Before we dive into the Gomes’s stats, let’s just think about that and let it sink in. The Indians have one of the best hitting catchers in baseball. But they move him to first base. They have a decent hitting first baseman, but they move him into an outfield corner. New guy comes in to play catcher. And the offense gets better?

That’s not how it usually works, and it tells us something special about Gomes: the Indians think he’s better than any of their options to play corner outfield, first base, or third base. That may say bad things about the Indians’ hitting options…or it may say some very good things about Yan Gomes. I’m sure defense comes into play here as well, but that didn’t stop Cleveland from splitting the difference and giving Santana half-time work at catcher the last few years. At very least, Gomes’s management believes in him, and that’s a good place to start. 

I mean, what if Mike Napoli’s management had believed in him when he was an Angel? He would have been fantasy gold. Gomes is too.

My Mike Napoli comparison isn’t exactly fair. For one thing, it looks like Gomes can play catcher effectively—hence the increasing playing time. For another, it looks like he can sort of hit for average, as he batted .294 in 88 games last year. He did this with a lofty .342 BABIP, but the result was good enough that if his BABIP regresses to the mean, he shouldn’t kill your average. 

But you aren’t drafting Gomes for his average—I mean, that’s not why anyone drafts Napoli.
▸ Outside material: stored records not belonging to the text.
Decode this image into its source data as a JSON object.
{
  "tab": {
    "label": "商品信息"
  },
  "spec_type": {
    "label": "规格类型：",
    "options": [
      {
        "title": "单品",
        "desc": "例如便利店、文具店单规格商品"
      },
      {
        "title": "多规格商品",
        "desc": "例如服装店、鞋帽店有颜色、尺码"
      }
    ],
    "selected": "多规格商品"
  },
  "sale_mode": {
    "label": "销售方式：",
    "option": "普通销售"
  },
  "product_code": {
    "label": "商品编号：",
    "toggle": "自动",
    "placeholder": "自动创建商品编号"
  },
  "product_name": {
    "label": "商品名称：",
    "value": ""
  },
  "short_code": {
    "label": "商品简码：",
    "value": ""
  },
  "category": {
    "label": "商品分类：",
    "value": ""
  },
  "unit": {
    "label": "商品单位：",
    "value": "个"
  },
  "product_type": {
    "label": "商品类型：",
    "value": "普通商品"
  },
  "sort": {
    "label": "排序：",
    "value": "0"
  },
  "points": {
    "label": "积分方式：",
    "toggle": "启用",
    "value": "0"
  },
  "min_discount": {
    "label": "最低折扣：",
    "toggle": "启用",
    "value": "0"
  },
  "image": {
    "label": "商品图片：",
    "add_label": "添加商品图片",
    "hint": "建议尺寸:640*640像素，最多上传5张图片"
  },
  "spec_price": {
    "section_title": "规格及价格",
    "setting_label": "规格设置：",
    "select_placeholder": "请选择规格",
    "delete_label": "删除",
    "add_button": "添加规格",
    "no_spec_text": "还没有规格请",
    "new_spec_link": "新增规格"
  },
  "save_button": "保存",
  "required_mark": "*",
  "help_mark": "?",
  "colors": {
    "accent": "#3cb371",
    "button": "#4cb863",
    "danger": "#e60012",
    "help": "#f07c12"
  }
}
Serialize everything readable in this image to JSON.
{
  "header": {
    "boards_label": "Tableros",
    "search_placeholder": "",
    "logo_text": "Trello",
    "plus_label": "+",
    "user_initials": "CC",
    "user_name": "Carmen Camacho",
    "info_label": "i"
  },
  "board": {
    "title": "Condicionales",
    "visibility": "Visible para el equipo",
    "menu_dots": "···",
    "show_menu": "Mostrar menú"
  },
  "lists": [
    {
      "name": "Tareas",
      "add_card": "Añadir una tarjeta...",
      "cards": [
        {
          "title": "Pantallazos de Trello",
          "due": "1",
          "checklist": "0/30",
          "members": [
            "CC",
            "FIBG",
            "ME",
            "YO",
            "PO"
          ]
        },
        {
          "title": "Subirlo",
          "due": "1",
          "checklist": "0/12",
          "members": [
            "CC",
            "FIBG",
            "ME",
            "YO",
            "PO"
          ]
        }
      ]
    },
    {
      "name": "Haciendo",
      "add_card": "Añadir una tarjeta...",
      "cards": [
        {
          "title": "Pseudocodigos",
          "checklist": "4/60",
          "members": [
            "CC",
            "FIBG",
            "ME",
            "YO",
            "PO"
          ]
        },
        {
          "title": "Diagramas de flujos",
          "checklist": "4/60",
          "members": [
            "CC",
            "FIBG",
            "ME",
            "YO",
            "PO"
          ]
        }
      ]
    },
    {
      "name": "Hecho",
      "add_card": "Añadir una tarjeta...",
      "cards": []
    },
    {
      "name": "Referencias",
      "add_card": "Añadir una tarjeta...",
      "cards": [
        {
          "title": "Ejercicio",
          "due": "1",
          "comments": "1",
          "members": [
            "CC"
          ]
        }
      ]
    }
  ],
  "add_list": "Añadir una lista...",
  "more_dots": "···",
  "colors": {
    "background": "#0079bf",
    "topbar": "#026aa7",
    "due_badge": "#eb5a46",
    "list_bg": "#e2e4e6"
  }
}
You’re drafting Gomes—and you are, I know it—for his power. His .481 slugging was behind only Wilin Rosario and Jason Castro among catchers with at least 300 PA. For those keeping score, that’s better than Joe Mauer, Buster Posey, and his own teammate, Carlos Santana. 

Like I was when I first investigated Gomes, I know you’re thinking, “Small sample size!” And you’re right to do so. But Gomes has been doing this for a while. In 2012, he crushed the ball in AAA. The year before, he did the same thing in AA, and the year before that…well, you get the picture. He’s got three years in a row of .200-plus ISO’s in the minor leagues under his belt, which is to say that his Major League success isn’t really a surprise. It’s more like the logical next step in his development.

Now, one caveat is that he was old for each of those levels when he played at them and he doesn’t come with any kind of top-prospect pedigree. I don’t know if Gomes will be a great catcher for years and years to come; he might be one of those guys who comes up a little late and doesn’t last all that long.

Who cares? (Except, you know, Gomes, the Indians, and every incipient baseball fan in Brazil.) Unless you’re drafting for a dynasty league, we could care less what happens to Gomes after 2014 and all the indicators seem to say that right now, this year, his talent is ready to play at a high level in the Major Leagues. Gomes can catch and he can hit for power and that’s a great fantasy combination. 

If you’re in a single-catcher league, you can safely wait quite a while to snag Gomes. There are a lot of more exciting name-brand options out there, and frankly, all but the last couple teams to draft a catcher in that format will probably be happy with their production. If you target Gomes, you won’t need to break the bank on Yadier Molina or Brian McCann, but you won’t need to settle for Evan Gattis or Jarrod Saltalamacchia either.

In two-catcher leagues, the stakes get higher, but that’s all the more reason to nab Gomes. He’ll produce like a number one catcher if you need him to, but you should be able to draft him late enough to pair with one of the elite options and get a serious advantage in the catcher slot. 

Whatever your format, whatever your strategy, I’m prepared to boldly predict that Yan Gomes will have a great year, and slug over .450 in full playing time. (By the way, that’s exactly .001 points better than Steamer projects him for. Thanks for the support, Steamer.) In a better-than-you-think Cleveland lineup, Gomes ought to be pretty helpful in the counting stats as well. With some BABIP luck, he could be a four-category guy.

Gomes is a national hero in one of the world’s biggest countries. And he can be a hero on your fantasy team too.